3. Disable the Legacy Search Module
To prevent conflicts between the new semantic search and the older keyword-based search tools, you should disable the search-backend-module-action:
- Navigate to the Config Manager
 - Navigate the the 
searchplugin and select the "Modules" tab. - Locate the 
search-backend-module-actionmodule and stop it. 
Running both the legacy keyword search MCP and the new semantic MCP simultaneously can cause confusion for AiKA's decision-making process. We recommend disabling the search-backend-module-action module when enabling the semantic plugin.
Initial Data Ingestion
When you first enable the semantic plugin, the system needs to ingest data from your configured knowledge sources and generate vector embeddings for all documents.
The initial data ingestion and vector generation process can take time. This is a one-time process that happens when the plugin first starts. You may notice slower search performance or limited results until the indexing completes.
Indexing Confluence Documents
Overview
By default, the semantic plugin automatically indexes TechDocs. To include Confluence documents in your semantic search index, you need to configure the semantic-backend-module-confluence module.
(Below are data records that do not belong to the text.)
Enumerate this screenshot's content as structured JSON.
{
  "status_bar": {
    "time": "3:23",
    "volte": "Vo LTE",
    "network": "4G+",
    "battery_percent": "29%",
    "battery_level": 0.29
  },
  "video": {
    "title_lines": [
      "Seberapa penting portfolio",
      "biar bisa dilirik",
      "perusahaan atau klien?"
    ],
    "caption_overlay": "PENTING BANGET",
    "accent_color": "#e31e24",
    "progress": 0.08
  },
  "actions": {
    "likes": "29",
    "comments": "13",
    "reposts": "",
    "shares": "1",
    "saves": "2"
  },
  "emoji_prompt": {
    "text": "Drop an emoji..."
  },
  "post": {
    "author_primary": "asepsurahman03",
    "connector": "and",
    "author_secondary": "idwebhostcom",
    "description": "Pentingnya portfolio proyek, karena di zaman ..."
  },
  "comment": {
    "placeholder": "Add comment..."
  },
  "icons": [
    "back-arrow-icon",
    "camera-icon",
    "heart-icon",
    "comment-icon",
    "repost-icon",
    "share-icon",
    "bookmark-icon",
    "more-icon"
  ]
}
Even if you have already configured a Confluence collator for Backstage Search, you still need to configure semantic-backend-module-confluence separately. The semantic plugin uses its own chunking and vectorization process for Confluence documents, which is different from the keyword-based search collator.
Configuration
Configure Confluence indexing through the Config Manager under semantic.collators.confluence.
Required Fields
The following fields are required for Confluence indexing to work:
Base URL (semantic.collators.confluence.baseUrl)
- The base URL for accessing the Confluence API
 - Typically: 
https://{org-name}.atlassian.net/wiki 
Authentication (semantic.collators.confluence.auth)
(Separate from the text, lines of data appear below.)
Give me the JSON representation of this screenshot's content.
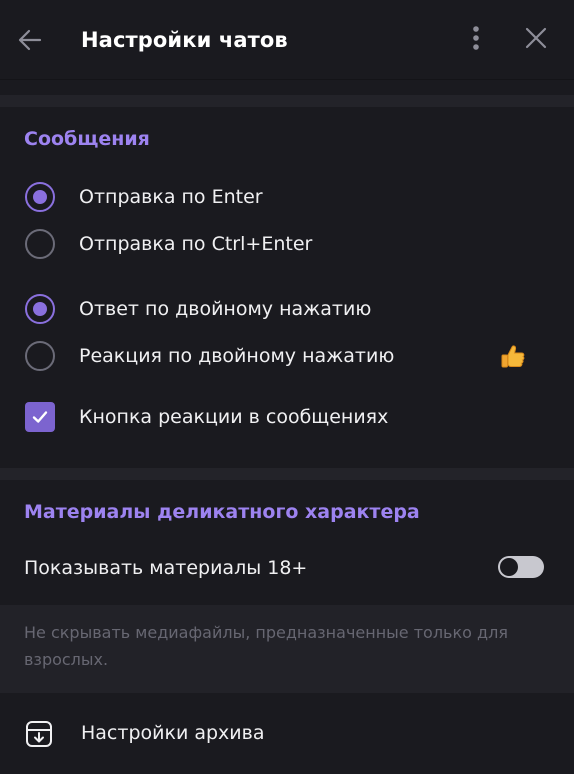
{
  "header": {
    "title": "Настройки чатов",
    "back_icon": "arrow-left-icon",
    "more_icon": "more-vertical-icon",
    "close_icon": "close-icon"
  },
  "messages_section": {
    "title": "Сообщения",
    "send_options": [
      {
        "label": "Отправка по Enter",
        "selected": true
      },
      {
        "label": "Отправка по Ctrl+Enter",
        "selected": false
      }
    ],
    "double_tap_options": [
      {
        "label": "Ответ по двойному нажатию",
        "selected": true
      },
      {
        "label": "Реакция по двойному нажатию",
        "selected": false,
        "emoji_icon": "thumbs-up-icon"
      }
    ],
    "reaction_button": {
      "label": "Кнопка реакции в сообщениях",
      "checked": true
    }
  },
  "sensitive_section": {
    "title": "Материалы деликатного характера",
    "toggle": {
      "label": "Показывать материалы 18+",
      "enabled": false
    },
    "hint": "Не скрывать медиафайлы, предназначенные только для взрослых."
  },
  "archive": {
    "label": "Настройки архива",
    "icon": "archive-box-icon"
  },
  "colors": {
    "background": "#1a1a1f",
    "accent": "#8a70de",
    "section_title": "#9d83f0",
    "hint_text": "#676772"
  }
}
- Confluence API credentials
 - Required fields depend on the authentication type selected
 
Authentication Types
Choose one of the following authentication methods:
Bearer Authentication
Use an API token:
semantic:
  collators:
    confluence:
      baseUrl: https://your-org.atlassian.net/wiki
      auth:
        type: bearer
        token: ${CONFLUENCE_TOKEN}  # API token with Read permissions
Basic Authentication
Use an API token with your email address:
semantic:
  collators:
    confluence:
      baseUrl: https://your-org.atlassian.net/wiki
      auth:
        type: basic
        token: ${CONFLUENCE_TOKEN}  # API token with Read permissions
        email: your-email@example.com
Username/Password (Not Recommended)
Use username and password directly:
semantic:
  collators:
    confluence:
      baseUrl: https://your-org.atlassian.net/wiki
      auth:
        type: userpass
        username: your-username
        password: ${CONFLUENCE_PASSWORD}
Using an API token (basic or bearer authentication) is strongly preferred over username/password authentication. API tokens can be easily rotated and have more granular permission controls.
Troubleshooting
Semantic Plugin Not Working
If the semantic plugin isn't functioning:
- Verify embedding model is configured: The semantic plugin requires an embedding model. Check that you have configured either:
ai.models.textEmbeddingModelin your AI Gateway configuration, ORsemantic.models.embeddingin your semantic plugin configuration
 - Check backend logs: Look for errors related to model initialization or API credentials
 - Verify AI Gateway setup: Ensure your AI provider credentials are properly configured
 - Ensure data ingestion is complete: If you just enabled the plugin, give some time for the initial indexing to finish
 - Confirm AiKA is in agent mode: The semantic plugin only works when AiKA is operating in agent mode
 - Disable legacy search module: Make sure the 
search-backend-module-actionis disabled to avoid conflicts 
If the above troubleshooting does not work, disable the semantic plugin and enable the search-backend-module-action to revert to the legacy keyword-based search functionality.